Learning about your family through genealogy research is a lot of work but also a fabulous puzzle. And, who knows, maybe you will find a neighbor cousin who is the publisher & editor in chief of Inside Press magazines – like I did!
While I am interested in learning about where my family came from, like so many Jewish Americans, I grew up with the idea that any family remaining in Europe during the Second World War perished. I am very interested in learning about family branches that survived so I can learn more about who is still here and thriving today.
The Inside Press’s publisher Grace Bennett and I are both named after paternal grandmothers – both named Gitel – who were born just a year apart in the late 1880s. They both spent much of their adult lives in the outskirts of Lodz, Poland. However, by the time Grace’s father was born in 1923, my grandparents had immigrated to the United States, and would soon have a general store in Bensonhurst, Brooklyn.

My father was born in New York four years after Grace’s father was born in Poland. While both families ended up in New York, and Grace and I both ended up in Westchester, the paths to getting here were very different. Grace’s father was a Holocaust survivor, eventually arriving in the United States from Israel after the Second World War, while my father grew up in the security of the U.S., and had the opportunity to go to college, eventually getting a PhD in chemistry. Grace’s dad, who never finished high school after surviving numerous labor camps and Auschwitz in his teen years, worked as a maintenance supervisor for most of his career at Yeshiva University.

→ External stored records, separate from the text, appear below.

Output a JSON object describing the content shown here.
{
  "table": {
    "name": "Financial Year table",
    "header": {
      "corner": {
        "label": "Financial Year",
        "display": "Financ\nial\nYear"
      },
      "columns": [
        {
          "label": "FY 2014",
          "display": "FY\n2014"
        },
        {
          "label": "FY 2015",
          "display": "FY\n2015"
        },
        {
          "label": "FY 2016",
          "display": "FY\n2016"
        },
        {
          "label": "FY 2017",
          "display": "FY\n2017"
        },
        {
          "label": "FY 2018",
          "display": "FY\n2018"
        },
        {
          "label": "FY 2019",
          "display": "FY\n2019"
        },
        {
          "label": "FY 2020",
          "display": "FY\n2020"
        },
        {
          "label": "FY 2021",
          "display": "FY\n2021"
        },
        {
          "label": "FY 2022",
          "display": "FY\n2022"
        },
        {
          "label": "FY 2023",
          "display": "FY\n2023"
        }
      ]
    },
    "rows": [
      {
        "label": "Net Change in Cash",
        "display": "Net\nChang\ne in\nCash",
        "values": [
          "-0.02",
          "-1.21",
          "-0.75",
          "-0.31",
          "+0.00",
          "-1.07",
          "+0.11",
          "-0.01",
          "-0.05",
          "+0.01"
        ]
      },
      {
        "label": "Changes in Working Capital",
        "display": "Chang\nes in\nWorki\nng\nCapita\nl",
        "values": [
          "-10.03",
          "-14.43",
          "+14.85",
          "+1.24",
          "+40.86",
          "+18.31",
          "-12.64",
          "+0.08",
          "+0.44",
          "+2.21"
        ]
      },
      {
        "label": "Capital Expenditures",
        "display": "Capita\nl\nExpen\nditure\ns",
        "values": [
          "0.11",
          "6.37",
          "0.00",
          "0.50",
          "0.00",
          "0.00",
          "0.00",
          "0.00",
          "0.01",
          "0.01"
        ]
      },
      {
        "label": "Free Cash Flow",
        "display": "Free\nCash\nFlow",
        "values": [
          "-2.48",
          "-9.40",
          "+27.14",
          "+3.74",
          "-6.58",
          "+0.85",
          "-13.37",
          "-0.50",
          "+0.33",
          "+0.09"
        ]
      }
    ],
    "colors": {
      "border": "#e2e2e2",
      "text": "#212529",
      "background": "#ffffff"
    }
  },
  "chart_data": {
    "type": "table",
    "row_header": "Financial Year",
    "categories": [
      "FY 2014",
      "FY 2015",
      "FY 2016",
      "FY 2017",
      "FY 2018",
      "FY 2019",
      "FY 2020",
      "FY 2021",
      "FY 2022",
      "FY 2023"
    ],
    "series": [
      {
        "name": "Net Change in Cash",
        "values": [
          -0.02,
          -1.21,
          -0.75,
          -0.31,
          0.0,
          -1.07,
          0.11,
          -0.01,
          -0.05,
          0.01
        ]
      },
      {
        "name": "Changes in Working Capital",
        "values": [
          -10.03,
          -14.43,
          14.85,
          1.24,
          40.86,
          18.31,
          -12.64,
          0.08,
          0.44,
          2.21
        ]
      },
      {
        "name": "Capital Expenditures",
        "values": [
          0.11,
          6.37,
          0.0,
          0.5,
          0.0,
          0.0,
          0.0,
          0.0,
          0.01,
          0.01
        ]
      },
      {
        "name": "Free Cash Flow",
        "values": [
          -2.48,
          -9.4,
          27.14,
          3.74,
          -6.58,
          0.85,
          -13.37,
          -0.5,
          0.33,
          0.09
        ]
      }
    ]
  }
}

My path to learning that Grace Bennett is my fourth cousin started with tugging on a loose thread in my Dunkel family tree. An online testimonial and some other documents mentioned a Gitel Dunkel – or maybe Gucca Dunkel – who was married to a Mr. Brajtbard. Or maybe a Mr. Bretsztejn? But Gitel lived in the right place and was possibly related, so it was time to dig deeper.
I found a wonderful interview from a Holocaust survivor, Jacob Breitstein, where he mentioned his mother’s name: Gitel Dunkel. And then after a few confusing twists since Dunkel was transcribed as Dunnel, I found a marriage certificate. Of course it was in Russian, but, after translation, I confirmed Gitel’s link to my family, and to her son Jacob Breitstein, and eventually to a meeting over coffee with my cousin, Gitel’s granddaughter, editor Grace Bennett – who lives just a town away! Imagine that.